For reasons that I cannot now reconstruct, a few moments ago the phrase "Sperner's Lemma" popped into my head. Thirty-nine years ago, while working on the lectures I gave in a graduate course called "The Use and Abuse of Formal Methods in Political Philosophy" [out of which came my book on Rawls and my article on Nozick, as well as my tutorial on a blog two years ago devoted to the subject], I undertook to master and then to teach a formal proof of the Fundamental Theorem of Game Theory, due to John van Neumann, which states that every two person zero sum game with mixed strategies has a solution. The key move in that proof, at least in the form in which it is given in Luce and Raiffa's Games and Decisions, is an appeal to the famous Fixed Point Theorem of L. E. J. Brouwer. [The proof given by Luce and Raiffa may actually be due to Nash. I am not sure now.] Back then, I located and mastered a proof of the fixed point theorem in a math book [there are many such proofs] which used a theorem due to Kakutani, in the course of which there is an appeal to Sperner's Lemma. I actually expounded the entire proof of von Neumann's theorem, with the proof of the Fixed Point Theorem, in my course. Lord knows what the students made of it all.

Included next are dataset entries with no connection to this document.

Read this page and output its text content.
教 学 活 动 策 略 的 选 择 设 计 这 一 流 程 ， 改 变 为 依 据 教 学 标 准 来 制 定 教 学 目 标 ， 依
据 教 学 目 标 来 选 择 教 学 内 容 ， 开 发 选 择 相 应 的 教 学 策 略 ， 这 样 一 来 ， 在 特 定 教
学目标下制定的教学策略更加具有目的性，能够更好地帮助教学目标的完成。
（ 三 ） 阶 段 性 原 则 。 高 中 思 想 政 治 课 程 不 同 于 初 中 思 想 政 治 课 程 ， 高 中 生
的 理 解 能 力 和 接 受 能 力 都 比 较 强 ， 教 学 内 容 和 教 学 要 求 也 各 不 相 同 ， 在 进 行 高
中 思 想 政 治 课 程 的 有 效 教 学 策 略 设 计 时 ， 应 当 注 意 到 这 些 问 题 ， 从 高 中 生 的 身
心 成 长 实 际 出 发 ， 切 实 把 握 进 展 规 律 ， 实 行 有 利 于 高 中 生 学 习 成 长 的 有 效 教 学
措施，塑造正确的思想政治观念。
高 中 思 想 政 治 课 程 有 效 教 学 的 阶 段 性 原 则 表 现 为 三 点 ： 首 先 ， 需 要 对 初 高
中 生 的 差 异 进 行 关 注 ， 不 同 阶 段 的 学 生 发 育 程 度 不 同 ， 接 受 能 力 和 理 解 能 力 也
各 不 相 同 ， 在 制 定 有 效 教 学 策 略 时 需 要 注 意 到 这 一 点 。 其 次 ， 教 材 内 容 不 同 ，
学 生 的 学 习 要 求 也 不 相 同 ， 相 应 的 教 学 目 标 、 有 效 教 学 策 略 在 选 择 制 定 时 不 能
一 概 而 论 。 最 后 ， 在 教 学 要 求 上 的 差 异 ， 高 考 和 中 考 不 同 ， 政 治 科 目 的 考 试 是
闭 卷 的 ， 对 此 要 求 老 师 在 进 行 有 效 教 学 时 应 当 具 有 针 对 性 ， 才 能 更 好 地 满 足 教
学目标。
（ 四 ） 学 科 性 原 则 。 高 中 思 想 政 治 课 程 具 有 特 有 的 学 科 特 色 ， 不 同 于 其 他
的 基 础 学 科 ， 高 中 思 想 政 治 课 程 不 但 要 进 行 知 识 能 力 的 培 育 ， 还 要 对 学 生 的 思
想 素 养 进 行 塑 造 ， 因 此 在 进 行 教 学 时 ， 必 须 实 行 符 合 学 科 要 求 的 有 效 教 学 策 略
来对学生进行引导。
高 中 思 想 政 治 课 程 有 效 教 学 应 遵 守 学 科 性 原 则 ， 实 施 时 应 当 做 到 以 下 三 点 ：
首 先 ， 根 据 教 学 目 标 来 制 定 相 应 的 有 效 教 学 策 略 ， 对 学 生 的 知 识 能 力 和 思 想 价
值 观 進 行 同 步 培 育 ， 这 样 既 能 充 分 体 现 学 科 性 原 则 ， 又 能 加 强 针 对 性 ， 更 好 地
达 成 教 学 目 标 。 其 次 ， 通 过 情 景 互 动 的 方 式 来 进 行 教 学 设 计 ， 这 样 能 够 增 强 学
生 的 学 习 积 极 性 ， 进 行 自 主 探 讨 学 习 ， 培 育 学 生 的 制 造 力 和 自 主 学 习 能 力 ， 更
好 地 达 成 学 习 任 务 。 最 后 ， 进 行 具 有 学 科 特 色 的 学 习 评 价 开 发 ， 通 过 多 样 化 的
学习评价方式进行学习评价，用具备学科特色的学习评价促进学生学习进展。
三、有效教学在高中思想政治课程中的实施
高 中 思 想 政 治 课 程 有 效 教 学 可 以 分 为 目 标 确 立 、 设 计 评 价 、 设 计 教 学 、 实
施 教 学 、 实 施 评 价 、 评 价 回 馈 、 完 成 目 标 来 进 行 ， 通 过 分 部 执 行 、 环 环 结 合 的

My curiosity piqued by the idle thought, I did what any normal red-blooded American boy would do: I looked on Wikipedia. There, sure enough, was a lovely article about the Fixed Point Theorem and another even lovelier article about Sperner's Lemma. Fully understanding what I found in those two articles is, alas, beyond me. Which got me thinking, as I often have, that one of the many things I regret is that I did not study more math. That and my embarrassing inability to master foreign languages are my two intellectual deficits, I feel [others, of course, may have a longer list of my failings.]
As I noted on this blog some long while ago, My grandniece Emily is now making a serious study of Mathematics, a fact that gives me enormous vicarious pleasure. Go Emily!